HB20-1413: Small Business Recovery Loans (Reps. Shannon Bird and Lisa Cutter, Sens. Rachel Zenzinger and Kerry Donovan): Colorado’s small businesses are critical to our state economy and too many are struggling to pay their employees or their bills during this public health emergency. This bill establishes a small business recovery loan fund that consists of $250 million of state and private dollars for first loss capital on loans to small businesses over the next two fiscal years. This establishment of this fund will help stimulate loans to Colorado small businesses and support the state’s economic recovery and resiliency. The bill passed 43-18.
HB20-1410: Coronavirus Relief Funds for Housing Cash Assistance (Reps. Serena Gonzales-Gutierrez and Tony Exum, Sens. Julie Gonzales and Rachel Zenzinger): Housing security for both renters and homeowners during the COVID-19 pandemic is essential to preserving the health and economic security of Colorado families. The bill provides $20 million in direct rental and mortgage assistance to Coloradans experiencing a financial need during these turbulent times, including $350,000 for legal aid for renters at risk of eviction. The bill passed 40-23.
HB20-1411: Coronavirus Relief Funds for Mental Health and Substance Abuse Treatment (Reps. Dafna Michaelson Jenet and Tracy Kraft-Tharp, Sens. Brittany Pettersen and Rhonda Fields): The need for behavioral health services are compounded by the challenges associated with COVID-19 and the more than half a million individuals who have filed for unemployment in Colorado. Young people have been especially impacted–teachers are reporting an increased need for mental health support for students struggling with schooling at home. The bill allocates $15 million to critical mental health programs and substance abuse treatment within the Colorado Department of Human Services and Department of Public Health and Environment. The bill passed 46-17.
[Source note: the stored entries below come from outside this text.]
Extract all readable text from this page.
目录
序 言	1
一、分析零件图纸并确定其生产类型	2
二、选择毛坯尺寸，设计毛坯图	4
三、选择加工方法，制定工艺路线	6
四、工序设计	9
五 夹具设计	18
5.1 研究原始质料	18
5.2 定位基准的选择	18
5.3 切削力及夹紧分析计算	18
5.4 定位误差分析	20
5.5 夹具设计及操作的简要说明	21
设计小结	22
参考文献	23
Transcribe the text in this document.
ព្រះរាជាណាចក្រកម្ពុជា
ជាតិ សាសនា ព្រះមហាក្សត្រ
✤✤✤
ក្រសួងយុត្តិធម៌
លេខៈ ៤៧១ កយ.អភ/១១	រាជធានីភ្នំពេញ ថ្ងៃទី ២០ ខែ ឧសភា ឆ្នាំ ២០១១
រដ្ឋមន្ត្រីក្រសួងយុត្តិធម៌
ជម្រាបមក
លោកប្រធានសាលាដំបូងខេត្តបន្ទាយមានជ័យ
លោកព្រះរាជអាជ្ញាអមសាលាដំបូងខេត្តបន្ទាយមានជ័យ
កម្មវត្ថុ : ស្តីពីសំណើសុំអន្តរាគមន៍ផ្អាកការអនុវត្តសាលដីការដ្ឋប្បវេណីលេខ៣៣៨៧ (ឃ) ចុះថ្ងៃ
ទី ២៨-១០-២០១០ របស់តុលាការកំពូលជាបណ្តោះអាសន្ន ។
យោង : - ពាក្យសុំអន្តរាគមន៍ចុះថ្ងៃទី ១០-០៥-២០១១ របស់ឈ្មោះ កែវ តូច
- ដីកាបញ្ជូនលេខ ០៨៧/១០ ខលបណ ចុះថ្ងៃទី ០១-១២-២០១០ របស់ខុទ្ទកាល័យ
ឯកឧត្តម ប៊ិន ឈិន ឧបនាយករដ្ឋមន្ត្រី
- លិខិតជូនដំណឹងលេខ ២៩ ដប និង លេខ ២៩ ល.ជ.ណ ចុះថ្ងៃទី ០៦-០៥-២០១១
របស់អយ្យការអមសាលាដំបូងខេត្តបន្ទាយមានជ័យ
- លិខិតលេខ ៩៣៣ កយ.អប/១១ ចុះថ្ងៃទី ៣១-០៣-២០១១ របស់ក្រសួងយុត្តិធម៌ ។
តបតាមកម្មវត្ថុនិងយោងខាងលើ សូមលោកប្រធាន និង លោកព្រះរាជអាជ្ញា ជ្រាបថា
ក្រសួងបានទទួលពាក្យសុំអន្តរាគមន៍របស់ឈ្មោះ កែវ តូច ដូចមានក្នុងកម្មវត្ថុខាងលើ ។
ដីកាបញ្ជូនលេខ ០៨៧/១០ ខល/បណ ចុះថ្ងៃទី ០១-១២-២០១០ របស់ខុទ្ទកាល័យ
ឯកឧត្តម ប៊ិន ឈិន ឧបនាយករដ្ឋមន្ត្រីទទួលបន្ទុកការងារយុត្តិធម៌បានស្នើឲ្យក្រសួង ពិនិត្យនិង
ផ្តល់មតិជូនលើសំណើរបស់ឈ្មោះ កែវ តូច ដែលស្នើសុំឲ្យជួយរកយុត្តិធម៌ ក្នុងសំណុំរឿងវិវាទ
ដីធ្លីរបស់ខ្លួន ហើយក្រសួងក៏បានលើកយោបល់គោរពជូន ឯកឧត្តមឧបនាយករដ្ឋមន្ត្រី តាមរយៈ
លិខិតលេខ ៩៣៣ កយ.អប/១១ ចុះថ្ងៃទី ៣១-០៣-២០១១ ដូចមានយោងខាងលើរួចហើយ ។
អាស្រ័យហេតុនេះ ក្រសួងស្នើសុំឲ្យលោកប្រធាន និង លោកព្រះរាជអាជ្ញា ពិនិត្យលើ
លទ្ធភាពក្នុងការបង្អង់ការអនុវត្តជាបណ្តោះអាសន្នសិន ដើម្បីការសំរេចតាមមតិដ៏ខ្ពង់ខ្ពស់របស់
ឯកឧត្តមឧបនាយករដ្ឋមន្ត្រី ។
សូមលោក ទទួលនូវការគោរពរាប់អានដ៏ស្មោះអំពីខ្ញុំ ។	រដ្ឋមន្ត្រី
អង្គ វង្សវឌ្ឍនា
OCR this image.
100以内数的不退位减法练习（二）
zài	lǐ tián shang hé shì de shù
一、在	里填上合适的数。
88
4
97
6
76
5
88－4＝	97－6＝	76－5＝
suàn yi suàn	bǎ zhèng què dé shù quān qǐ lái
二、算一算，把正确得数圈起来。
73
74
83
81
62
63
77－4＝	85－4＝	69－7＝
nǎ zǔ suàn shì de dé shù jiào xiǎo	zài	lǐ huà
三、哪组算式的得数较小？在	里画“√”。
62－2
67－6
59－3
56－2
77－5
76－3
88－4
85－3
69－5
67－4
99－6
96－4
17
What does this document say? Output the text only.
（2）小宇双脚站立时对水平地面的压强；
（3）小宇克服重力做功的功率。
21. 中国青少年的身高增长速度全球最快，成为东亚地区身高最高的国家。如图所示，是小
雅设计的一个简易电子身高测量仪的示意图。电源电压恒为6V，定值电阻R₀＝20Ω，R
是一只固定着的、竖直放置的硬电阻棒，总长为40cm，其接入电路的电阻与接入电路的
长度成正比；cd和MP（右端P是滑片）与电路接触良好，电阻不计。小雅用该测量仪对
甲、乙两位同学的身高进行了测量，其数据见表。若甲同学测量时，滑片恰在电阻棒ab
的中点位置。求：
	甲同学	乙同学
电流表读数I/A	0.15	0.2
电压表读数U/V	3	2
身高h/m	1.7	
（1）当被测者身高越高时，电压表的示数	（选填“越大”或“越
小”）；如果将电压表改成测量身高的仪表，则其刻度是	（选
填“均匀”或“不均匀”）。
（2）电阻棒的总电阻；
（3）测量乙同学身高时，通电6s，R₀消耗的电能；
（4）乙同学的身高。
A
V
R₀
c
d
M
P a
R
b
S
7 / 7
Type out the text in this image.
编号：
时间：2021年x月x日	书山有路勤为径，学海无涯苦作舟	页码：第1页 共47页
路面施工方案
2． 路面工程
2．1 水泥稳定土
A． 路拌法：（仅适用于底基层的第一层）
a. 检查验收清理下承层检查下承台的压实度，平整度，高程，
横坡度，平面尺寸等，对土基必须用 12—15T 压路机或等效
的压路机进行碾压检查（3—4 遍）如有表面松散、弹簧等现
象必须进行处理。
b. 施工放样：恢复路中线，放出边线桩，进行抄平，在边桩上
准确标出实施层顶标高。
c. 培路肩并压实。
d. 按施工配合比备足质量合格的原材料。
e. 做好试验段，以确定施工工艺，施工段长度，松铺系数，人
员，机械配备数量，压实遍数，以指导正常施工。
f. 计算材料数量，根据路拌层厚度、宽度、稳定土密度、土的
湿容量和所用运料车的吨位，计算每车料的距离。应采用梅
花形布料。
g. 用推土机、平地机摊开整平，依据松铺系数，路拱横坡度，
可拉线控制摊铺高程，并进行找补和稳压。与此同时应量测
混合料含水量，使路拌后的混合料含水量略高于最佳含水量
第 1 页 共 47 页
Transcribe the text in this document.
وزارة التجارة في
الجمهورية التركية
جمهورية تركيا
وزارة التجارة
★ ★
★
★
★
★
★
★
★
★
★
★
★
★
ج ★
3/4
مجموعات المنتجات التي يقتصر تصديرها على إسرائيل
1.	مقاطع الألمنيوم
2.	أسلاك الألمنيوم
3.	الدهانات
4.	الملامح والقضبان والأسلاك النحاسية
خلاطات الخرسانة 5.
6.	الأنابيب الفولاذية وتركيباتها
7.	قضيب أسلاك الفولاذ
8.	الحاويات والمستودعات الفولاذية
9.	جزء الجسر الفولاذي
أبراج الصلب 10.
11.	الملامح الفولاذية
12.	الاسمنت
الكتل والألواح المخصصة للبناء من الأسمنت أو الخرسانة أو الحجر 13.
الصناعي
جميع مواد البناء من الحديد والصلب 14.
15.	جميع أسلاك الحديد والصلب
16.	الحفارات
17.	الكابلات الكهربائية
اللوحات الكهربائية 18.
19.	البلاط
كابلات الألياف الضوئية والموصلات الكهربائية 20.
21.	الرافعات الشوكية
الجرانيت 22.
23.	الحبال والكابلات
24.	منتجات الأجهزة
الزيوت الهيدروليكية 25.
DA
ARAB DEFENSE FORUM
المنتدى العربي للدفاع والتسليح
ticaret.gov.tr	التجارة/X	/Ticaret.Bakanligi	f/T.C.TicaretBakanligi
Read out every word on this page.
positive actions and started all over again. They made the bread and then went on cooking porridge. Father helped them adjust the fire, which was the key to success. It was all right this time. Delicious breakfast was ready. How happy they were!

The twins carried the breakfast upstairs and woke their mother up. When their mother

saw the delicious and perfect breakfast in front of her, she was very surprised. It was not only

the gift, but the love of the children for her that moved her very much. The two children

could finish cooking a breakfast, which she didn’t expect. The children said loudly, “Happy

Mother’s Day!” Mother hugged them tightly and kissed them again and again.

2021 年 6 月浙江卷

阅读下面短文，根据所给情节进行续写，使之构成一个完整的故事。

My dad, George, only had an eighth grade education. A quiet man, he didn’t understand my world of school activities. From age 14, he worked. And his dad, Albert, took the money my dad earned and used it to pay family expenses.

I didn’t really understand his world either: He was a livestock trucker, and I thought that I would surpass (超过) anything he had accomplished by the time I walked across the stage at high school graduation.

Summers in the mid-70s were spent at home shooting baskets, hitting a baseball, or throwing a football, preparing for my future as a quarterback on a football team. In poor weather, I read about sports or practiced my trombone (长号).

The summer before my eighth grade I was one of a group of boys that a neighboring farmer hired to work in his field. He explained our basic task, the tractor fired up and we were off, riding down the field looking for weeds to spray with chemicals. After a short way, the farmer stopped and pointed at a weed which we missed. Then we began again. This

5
HB20-1412: Coronavirus Relief Funds for Utilities (Reps. Chris Kennedy and Lisa Cutter, Sens. Tammy Story and Rachel Zenzinger): While most utilities have implemented a moratorium on utility disconnections, the moratoriums do not address the difficulty that a household facing economic hardship as a result of the COVID-19 pandemic will have paying its utility bill once a utility’s disconnection moratorium is lifted. The bill allocates $10 million to the Energy Outreach Colorado Low-Income Energy Assistance Fund, which helps low-income Coloradans who are at risk of having their service shut off. The bill passed 40-22.
HB20-1414: Protections Against Price Gouging (Reps. Mike Weissman and Brianna Titone, Senators Brittany Pettersen and Mike Foote): Unfortunately, during times of emergency unscrupulous individuals sometimes try to take advantage of scarcity to raise prices on necessary goods to exorbitant levels. This bill establishes that a person engages in an unfair or unconscionable act or practice if they increase the cost of certain necessary goods or services an excessive amount, and empowers the Attorney General or local District Attorneys to enforce these consumer protections. The bill passed 39-23.
HB20-1415: Whistleblower Protection for Public Health Emergencies (Reps. Leslie Herod and Tom Sullivan, Senator Pettersen): The vast majority of businesses are being responsible to keep people safe during this pandemic, but there are workers who have been fired simply because they raised concerns about safety procedures in their workplace. This policy protects workers who raise health and safety concerns during the COVID-19 pandemic from retaliation and requires employers to allow their workers to wear personal protective equipment, such as masks. The Colorado Department of Labor and Employment is charged with managing complaints. The bill passed 38-24.